Le plan d’agrandissement de l’autoroute est prêt depuis 2006, mais les autorités n’ont jamais franchi le pas. Aujourd’hui, sa mise en œuvre implique l’expropriation complète de 5 propriétés et partielle de 29 autres. Les indemnités, calculées en 2018, avoisinent les 35 millions de dollars. Largement érodées par l’inflation et la dévaluation de la livre, elles sont actuellement réévaluées par le CDR.

En attendant, la première phase, lancée à la mi-août pour un mois, vise à dégager le domaine public de tous les empiètements privés – constructions bâties ou non, commerces, kiosques, tentes – le long de l’espace routier. La municipalité de Jounieh s’associe au ministère des Travaux publics pour remettre de l’ordre sur la voie et freiner un urbanisme non maîtrisé, tout en préparant le terrain pour la future autoroute.
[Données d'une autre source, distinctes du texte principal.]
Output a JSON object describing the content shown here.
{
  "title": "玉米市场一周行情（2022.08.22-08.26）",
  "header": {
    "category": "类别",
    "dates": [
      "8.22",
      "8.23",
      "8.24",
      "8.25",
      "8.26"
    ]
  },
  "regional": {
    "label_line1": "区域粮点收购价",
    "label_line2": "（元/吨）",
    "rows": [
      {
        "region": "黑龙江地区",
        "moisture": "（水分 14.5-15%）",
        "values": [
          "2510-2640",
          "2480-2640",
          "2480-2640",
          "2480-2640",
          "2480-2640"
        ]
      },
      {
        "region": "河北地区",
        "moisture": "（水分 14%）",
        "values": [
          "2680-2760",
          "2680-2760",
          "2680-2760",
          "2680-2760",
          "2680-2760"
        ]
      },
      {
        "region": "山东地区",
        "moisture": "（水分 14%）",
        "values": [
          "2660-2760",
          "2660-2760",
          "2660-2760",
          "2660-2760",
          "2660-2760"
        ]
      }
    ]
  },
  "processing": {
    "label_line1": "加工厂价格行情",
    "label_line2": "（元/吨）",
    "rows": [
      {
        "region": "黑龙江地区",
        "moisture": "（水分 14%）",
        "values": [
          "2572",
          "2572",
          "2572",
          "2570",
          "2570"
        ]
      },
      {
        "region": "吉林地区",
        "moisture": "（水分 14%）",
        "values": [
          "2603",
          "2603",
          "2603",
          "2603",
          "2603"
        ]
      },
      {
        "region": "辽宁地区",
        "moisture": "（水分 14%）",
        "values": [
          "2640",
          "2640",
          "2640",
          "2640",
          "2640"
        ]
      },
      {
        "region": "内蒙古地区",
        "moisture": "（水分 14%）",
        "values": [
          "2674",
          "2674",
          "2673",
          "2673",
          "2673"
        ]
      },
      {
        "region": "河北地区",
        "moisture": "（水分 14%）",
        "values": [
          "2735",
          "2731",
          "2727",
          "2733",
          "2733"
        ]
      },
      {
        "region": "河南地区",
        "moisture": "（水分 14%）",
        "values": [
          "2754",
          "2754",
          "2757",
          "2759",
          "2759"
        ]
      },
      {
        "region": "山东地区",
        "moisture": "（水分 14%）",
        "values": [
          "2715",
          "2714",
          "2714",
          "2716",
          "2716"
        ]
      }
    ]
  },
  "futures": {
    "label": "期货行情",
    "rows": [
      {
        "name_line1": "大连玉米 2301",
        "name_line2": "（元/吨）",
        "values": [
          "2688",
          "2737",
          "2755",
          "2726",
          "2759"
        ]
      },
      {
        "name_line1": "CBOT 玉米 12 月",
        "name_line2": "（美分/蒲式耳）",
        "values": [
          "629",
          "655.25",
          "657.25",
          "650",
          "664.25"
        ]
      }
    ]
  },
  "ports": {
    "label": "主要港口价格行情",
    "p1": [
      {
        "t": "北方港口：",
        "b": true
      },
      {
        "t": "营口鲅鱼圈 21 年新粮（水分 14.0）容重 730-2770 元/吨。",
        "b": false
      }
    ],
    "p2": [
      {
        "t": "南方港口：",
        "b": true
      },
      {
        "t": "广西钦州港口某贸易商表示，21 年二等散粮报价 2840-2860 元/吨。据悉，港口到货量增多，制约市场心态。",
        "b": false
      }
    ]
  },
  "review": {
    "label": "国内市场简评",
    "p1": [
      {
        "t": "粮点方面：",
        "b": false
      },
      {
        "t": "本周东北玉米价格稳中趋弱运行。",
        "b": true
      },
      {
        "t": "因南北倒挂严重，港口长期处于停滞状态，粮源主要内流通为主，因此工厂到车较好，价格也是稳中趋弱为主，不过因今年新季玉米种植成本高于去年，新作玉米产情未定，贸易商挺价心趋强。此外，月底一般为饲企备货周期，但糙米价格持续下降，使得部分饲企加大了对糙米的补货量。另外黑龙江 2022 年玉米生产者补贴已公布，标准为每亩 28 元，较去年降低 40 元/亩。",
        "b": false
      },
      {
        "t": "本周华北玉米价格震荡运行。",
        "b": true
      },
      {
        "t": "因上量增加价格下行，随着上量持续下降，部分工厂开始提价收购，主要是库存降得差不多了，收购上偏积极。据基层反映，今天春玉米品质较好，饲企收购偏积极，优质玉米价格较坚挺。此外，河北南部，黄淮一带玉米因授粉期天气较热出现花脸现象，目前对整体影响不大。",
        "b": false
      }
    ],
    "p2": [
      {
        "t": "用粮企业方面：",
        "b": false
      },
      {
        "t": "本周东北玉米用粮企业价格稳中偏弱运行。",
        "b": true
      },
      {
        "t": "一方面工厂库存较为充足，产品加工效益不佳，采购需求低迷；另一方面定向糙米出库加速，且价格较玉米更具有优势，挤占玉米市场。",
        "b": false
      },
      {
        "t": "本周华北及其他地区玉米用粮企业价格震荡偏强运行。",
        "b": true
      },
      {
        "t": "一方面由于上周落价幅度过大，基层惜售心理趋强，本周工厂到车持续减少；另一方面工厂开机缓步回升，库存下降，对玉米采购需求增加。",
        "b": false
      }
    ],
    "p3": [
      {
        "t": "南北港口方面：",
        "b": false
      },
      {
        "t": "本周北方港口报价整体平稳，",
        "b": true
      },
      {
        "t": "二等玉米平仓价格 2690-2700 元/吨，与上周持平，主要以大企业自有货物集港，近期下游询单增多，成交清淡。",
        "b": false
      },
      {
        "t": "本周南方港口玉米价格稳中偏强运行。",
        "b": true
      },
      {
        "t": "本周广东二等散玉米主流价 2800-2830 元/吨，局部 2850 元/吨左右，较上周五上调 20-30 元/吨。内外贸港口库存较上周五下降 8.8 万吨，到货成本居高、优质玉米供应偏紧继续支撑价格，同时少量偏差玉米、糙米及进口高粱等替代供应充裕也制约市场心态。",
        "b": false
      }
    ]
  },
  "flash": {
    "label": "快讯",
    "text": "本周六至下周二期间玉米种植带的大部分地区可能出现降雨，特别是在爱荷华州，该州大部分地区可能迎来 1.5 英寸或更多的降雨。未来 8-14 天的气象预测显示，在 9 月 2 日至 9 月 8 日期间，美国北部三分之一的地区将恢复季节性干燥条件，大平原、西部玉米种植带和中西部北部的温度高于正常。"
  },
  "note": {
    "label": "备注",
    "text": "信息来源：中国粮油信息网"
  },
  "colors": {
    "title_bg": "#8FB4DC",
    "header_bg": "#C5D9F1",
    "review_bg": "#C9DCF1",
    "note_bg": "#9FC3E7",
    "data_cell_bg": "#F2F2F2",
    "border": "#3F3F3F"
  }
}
Le domaine public grignoté de toutes parts

Sur instruction du procureur général près la Cour d’appel du Mont-Liban, Sami Sader, la municipalité de Jounieh a lancé une opération de régularisation des établissements commerciaux, bâtis ou non, en les sommant de présenter onze documents attestant de la légalité de leur situation. Un délai de quinze jours leur a été accordé, avant que leurs locaux ne soient fermés, puis, dans une phase ultérieure, évacués à l’aide d’un tracteur. Ainsi, soixante établissements ayant empiété sur le domaine public de la voie ouest ont été fermés, tandis que soixante-douze autres sur la voie est ont subi le même sort. Il convient de rappeler que la grande majorité des empiètements sur le domaine public relève de la juridiction de la municipalité de Jounieh.

Répondant à une question d’Ici Beyrouth, une source de la municipalité de Jounieh, ayant requis l’anonymat, a indiqué que les personnes en situation illégale n’ont droit à aucune indemnité ni compensation, puisqu’elles sont, par définition, en infraction avec la loi. Mais, chaque cas susceptible de régularisation sera étudié, a-t-on ajouté de même source.

Plan directeur et réorganisation

L’exécution du projet transformera profondément la morphologie et les caractéristiques de la route côtière. Le plan directeur prévoit l’aménagement de quatre voies par sens sur une chaussée bidirectionnelle, séparée par un terre-plein central: trois voies principales et une voie de service entièrement distincte, destinée à faciliter l’accès aux localités de Sarba, Adma, Haret Sakhr, Zouk Mikaël et Ghadir.

Sur le plan de la géométrie routière, des bretelles d’entrée et de sortie, judicieusement dimensionnées et espacées d’environ 500 mètres, viendront fluidifier la circulation. Le nivellement des chaussées à l’est et à l’ouest sera harmonisé, à l’exception du tronçon situé après le pont Fouad Chéhab, où un écart de 600 mètres subsistera pour des raisons techniques.

Côté ouvrages d’art, six structures existantes seront démantelées ou réaménagées, tandis que neuf nouvelles passerelles piétonnes seront construites.

Si le projet d’élargissement de cette autoroute venait à aboutir, il constituerait un exemple de référence en ingénierie routière, alliant capacité, sécurité, entretien et intégration urbaine.